Crê-se que nasceu na vila do Torrão,
no Alentejo, por uma alusão que assim pode ser interpretada numa das suas
éclogas. É certo que frequentou a corte onde foi poeta conhecido, pois figura
entre os colaboradores do Cancioneiro
Geral, de Garcia Resende (a menos que esse Bernardim Ribeiro não fosse o
mesmo que escreveu a Menina e Moça…), e Sá Miranda
refere-se-lhe em obras suas como amigo e companheiro de letras e, com as suas
éclogas, introdutor do bucolismo em Portugal.

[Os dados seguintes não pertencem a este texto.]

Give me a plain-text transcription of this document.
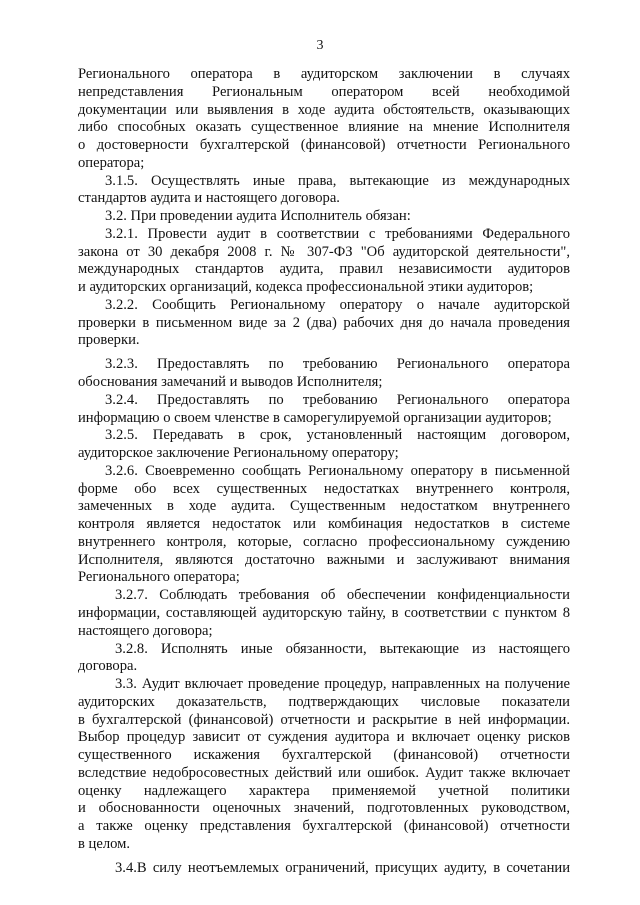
3
Регионального оператора в аудиторском заключении в случаях
непредставления Региональным оператором всей необходимой
документации или выявления в ходе аудита обстоятельств, оказывающих
либо способных оказать существенное влияние на мнение Исполнителя
о достоверности бухгалтерской (финансовой) отчетности Регионального
оператора;
3.1.5. Осуществлять иные права, вытекающие из международных
стандартов аудита и настоящего договора.
3.2. При проведении аудита Исполнитель обязан:
3.2.1. Провести аудит в соответствии с требованиями Федерального
закона от 30 декабря 2008 г. № 307-ФЗ "Об аудиторской деятельности",
международных стандартов аудита, правил независимости аудиторов
и аудиторских организаций, кодекса профессиональной этики аудиторов;
3.2.2. Сообщить Региональному оператору о начале аудиторской
проверки в письменном виде за 2 (два) рабочих дня до начала проведения
проверки.
3.2.3. Предоставлять по требованию Регионального оператора
обоснования замечаний и выводов Исполнителя;
3.2.4. Предоставлять по требованию Регионального оператора
информацию о своем членстве в саморегулируемой организации аудиторов;
3.2.5. Передавать в срок, установленный настоящим договором,
аудиторское заключение Региональному оператору;
3.2.6. Своевременно сообщать Региональному оператору в письменной
форме обо всех существенных недостатках внутреннего контроля,
замеченных в ходе аудита. Существенным недостатком внутреннего
контроля является недостаток или комбинация недостатков в системе
внутреннего контроля, которые, согласно профессиональному суждению
Исполнителя, являются достаточно важными и заслуживают внимания
Регионального оператора;
3.2.7. Соблюдать требования об обеспечении конфиденциальности
информации, составляющей аудиторскую тайну, в соответствии с пунктом 8
настоящего договора;
3.2.8. Исполнять иные обязанности, вытекающие из настоящего
договора.
3.3. Аудит включает проведение процедур, направленных на получение
аудиторских доказательств, подтверждающих числовые показатели
в бухгалтерской (финансовой) отчетности и раскрытие в ней информации.
Выбор процедур зависит от суждения аудитора и включает оценку рисков
существенного искажения бухгалтерской (финансовой) отчетности
вследствие недобросовестных действий или ошибок. Аудит также включает
оценку надлежащего характера применяемой учетной политики
и обоснованности оценочных значений, подготовленных руководством,
а также оценку представления бухгалтерской (финансовой) отчетности
в целом.
3.4.В силу неотъемлемых ограничений, присущих аудиту, в сочетании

A partir da data da publicação do
Cancioneiro Geral, 1516, pode conjecturar-se que nasceu na última ou penúltima
década do século anterior. Quanto à data da sua morte, se a cópia da Menina e
Moça contida no manuscrito conhecido como de Eugenio Asensio é de facto anterior a 1543, como ele supõe, e
atendendo à quase certeza que se pode deduzir do estado do texto e da adenda
que ele traz, de que o autor morrera alguns anos antes, deverá situar-se
próxima de 1540, ou até 1536.
É
tudo. A viagem a Itália com Sá Miranda é duvidosa, como duvidosa é a identificação
deste Bernardim Ribeiro com contemporâneos seus desse nome, de quem há
referências. Provadas como falsas estão todas as invenções que se têm escrito
sobre a identidade, ocupações, amores e doenças. As datas em que foram escritas
as suas obras são igualmente desconhecidas. As 12 poesias que lhe são
atribuídas no Cancioneiro Geral, anteriores a 1516, e a Écloga III, aparecida
em folha volante com a data de 1536, são provavelmente as únicas cuja
publicação se fez antes de o poeta morrer. A Menina e Moça é seguramente dos
últimos anos da sua vida. A inexistência de mais dados sobre o autor dum
conjunto de obras que tiveram indubitavelmente reconhecimento público (três
edições no espaço de seis anos, cerca de quinze anos após a sua morte, numa época
em que a impressão de obras portuguesas não era frequente) não se explica
facilmente: A) doze poesias menores
incluídas no Cancioneiro Geral sob o nome de Bernardim Ribeiro; B) Menina e Moça, em prosa, incluindo
três composições em verso, o vilancete Pera tudo houve remédio, a cantiga à maneira de solau Pensando-vos
estou, filha e o romance de
Avalor; C) cinco Éclogas; D) sextina
Ontem pôs-se o sol e a noute; E)
romance Ao longo de üa ribeira;
F) duas cantigas e outras composições curtas incluídas na edição de
Ferrara.
Todas
estas obras, com excepção das incluídas no Cancioneiro Geral e do romance Ao
longo de üa ribeira, apareceram publicadas com indicação expressa de
autoria na edição de Ferrara, em 1554, a cargo de Abraão Usque, na edição de
Évora (com excepção das mencionadas em último lugar) em 1557, a cargo de de
André Burgos, na edição de Colónia, cópia da de Ferrara, em 1559, a cargo de A.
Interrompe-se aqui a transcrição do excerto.